Before CO2 can be disposed of, it needs to be captured and transported to the disposal site. Transport does not pose any new challenges, but capture will require new technologies. The obvious place to capture CO2 is at those places where it is produced in large, concentrated amounts. The largest of these sources are power plants that operate on fossil fuels. Conceptually, the easiest way of capturing the CO2 produced by fossil fuel combustion is to scrub it from the flue (exhaust) gas. This option has been well explored and typically entails roughly a 30 percent energy penalty;68 that is, the scrubbing operation itself consumes roughly one third of the plant’s energy output. The addition to the price of electricity would be similar. The biggest downside of this technology is that, when installed as a retrofit, it leaves the plant running at far from optimal efficiency. Since the cost of CO2 scrubbing far exceeds the cost of the coal input, a power plant that collects its own CO2 would need to be substantially reoptimized for greatly improved efficiency. As a result, retrofitting capture technology is far more costly per unit of energy produced than installing such technology in a new plant.

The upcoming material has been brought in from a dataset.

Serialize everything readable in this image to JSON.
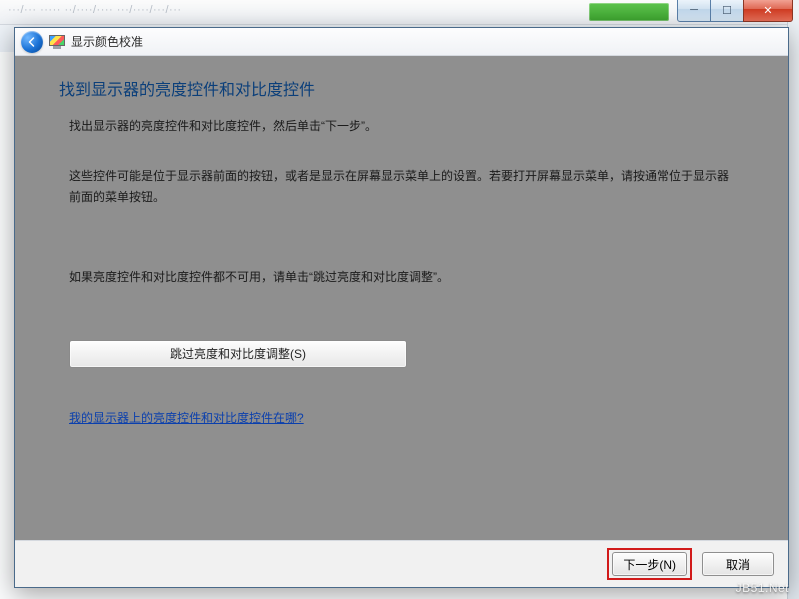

Any stage of CCS is key to the others—that means if one fails the others do as well


Stigson et al., 11 (IVL Swedish Environmental Research Institute Ltd, former researcher at Mälardalen University (School of Sustainable Development of Society and Technology), Ph.D. in Energy and Environmental Engineering, Anders Hansson, Marten Lind, "Obstacles for CCS deployment: an analysisof discrepancies of perceptions", Mitig Adapt Strateg Glob Change, December 2011, Springer Science & Business)

As mentioned above, the different CCS stages within the full infrastructure are interdependent. This invokes a risk for the operators of each stage from two perspectives. Firstly, any stage within the CCS infrastructure will be unfeasible if the other stages are not available. A logic question for an industry looking to deploy one stage is if someone will supply the other stages. This boils down to the question of who moves first. This concern has also been highlighted by the UK Minister for Energy, Malcolm Wicks (2008), who identifies interdependency as one of the important aspects of deploying demonstration projects, i.e. proving the commercial, contractual, and financial feasibility of full CCS operations. Secondly, as a failure at one stage could bring operations at the other stages to a halt, there is also an operational risk. Both these risks are emphasized in the beginning of developing a robust infrastructure as the system flexibility can be expected to be low. While these risks are relatively easy to mitigate in demonstration project consortia including all systems, it may form an obstacle when it comes to first-movers who will pursue operations at one single stage. The issues should therefore be included on the CCS agenda as not to cause unnecessary uncertainties regarding operational feasibility and respondents views that governmental investments in supplying a transport infrastructure should be remembered.